National Arts Centre Architectural Rejuvenation
National Arts Centre
Diamond Schmitt Architects
TIMBER ROOF FABRICATOR
Images: © Doublespace Photography
Canada’s most prestigious performing arts institution was transformed via a 6,000m² glass-clad extension. A coffered hybrid wood-steel roof draws inspiration from the ubiquitous triangular geometry of the existing building. The roof structure uses several hundred triangular glue-laminated wood coffers, all of the same unique shape but rotated differently and exposed to create a flowing artistic effect. The extremely tight construction schedule drove a fully pre-assembled and panellised structure, able to be erected with temporary waterproofing and integrated services pre-installed off-site, while maintaining unaffected theatre operations in the existing venue.
The creation of this new transparent and unifying extension has radically transformed a Brutalist era concrete campus and brought it into the 21st century. The design of the building was steered by the need to complete construction and fit out in just nine months, both built for, and opening on, the 150th birthday of Canada.

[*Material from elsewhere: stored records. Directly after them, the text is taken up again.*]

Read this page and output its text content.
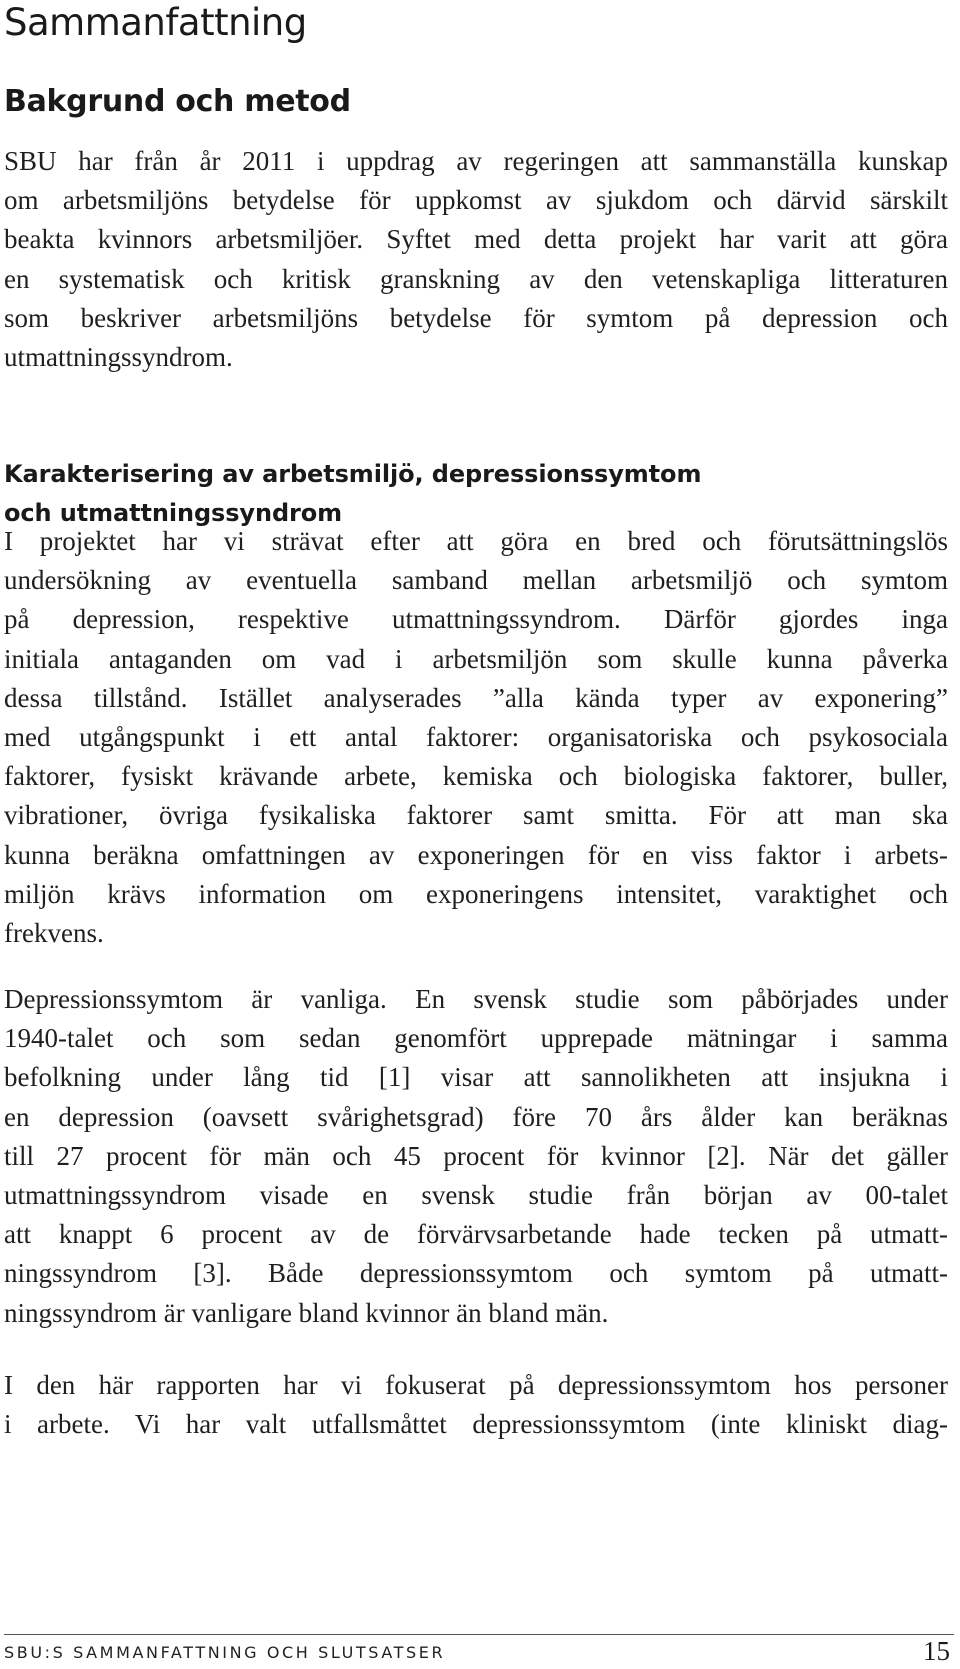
Sammanfattning
Bakgrund och metod

SBU har från år 2011 i uppdrag av regeringen att sammanställa kunskap
om arbetsmiljöns betydelse för uppkomst av sjukdom och därvid särskilt
beakta kvinnors arbetsmiljöer. Syftet med detta projekt har varit att göra
en systematisk och kritisk granskning av den vetenskapliga litteraturen
som beskriver arbetsmiljöns betydelse för symtom på depression och
utmattningssyndrom.

Karakterisering av arbetsmiljö, depressionssymtom
och utmattningssyndrom

I projektet har vi strävat efter att göra en bred och förutsättningslös
undersökning av eventuella samband mellan arbetsmiljö och symtom
på depression, respektive utmattningssyndrom. Därför gjordes inga
initiala antaganden om vad i arbetsmiljön som skulle kunna påverka
dessa tillstånd. Istället analyserades ”alla kända typer av exponering”
med utgångspunkt i ett antal faktorer: organisatoriska och psykosociala
faktorer, fysiskt krävande arbete, kemiska och biologiska faktorer, buller,
vibrationer, övriga fysikaliska faktorer samt smitta. För att man ska
kunna beräkna omfattningen av exponeringen för en viss faktor i arbets-
miljön krävs information om exponeringens intensitet, varaktighet och
frekvens.

Depressionssymtom är vanliga. En svensk studie som påbörjades under
1940-talet och som sedan genomfört upprepade mätningar i samma
befolkning under lång tid [1] visar att sannolikheten att insjukna i
en depression (oavsett svårighetsgrad) före 70 års ålder kan beräknas
till 27 procent för män och 45 procent för kvinnor [2]. När det gäller
utmattningssyndrom visade en svensk studie från början av 00-talet
att knappt 6 procent av de förvärvsarbetande hade tecken på utmatt-
ningssyndrom [3]. Både depressionssymtom och symtom på utmatt-
ningssyndrom är vanligare bland kvinnor än bland män.

I den här rapporten har vi fokuserat på depressionssymtom hos personer
i arbete. Vi har valt utfallsmåttet depressionssymtom (inte kliniskt diag-

SBU:S SAMMANFATTNING OCH SLUTSATSER	15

On entering the building, the eye is drawn up to the prefabricated coffered roof that soars over the new spaces, a unifying constant across the project that nestles neatly into the surrounding concrete forms and pays homage to the original design. The triangular roof coffers use tapered glulam members to form a gently undulating roof soffit, bringing to life the ubiquitous triangular grid that covers the site.
Careful attention to detailing enabled the pre-assembly of these coffers into longer modules off-site, along with the installation of sprinklers, lighting, acoustic treatment and theatre attachment points. This ensured a quick and quiet building process that allowed the existing buildings to remain open for business throughout.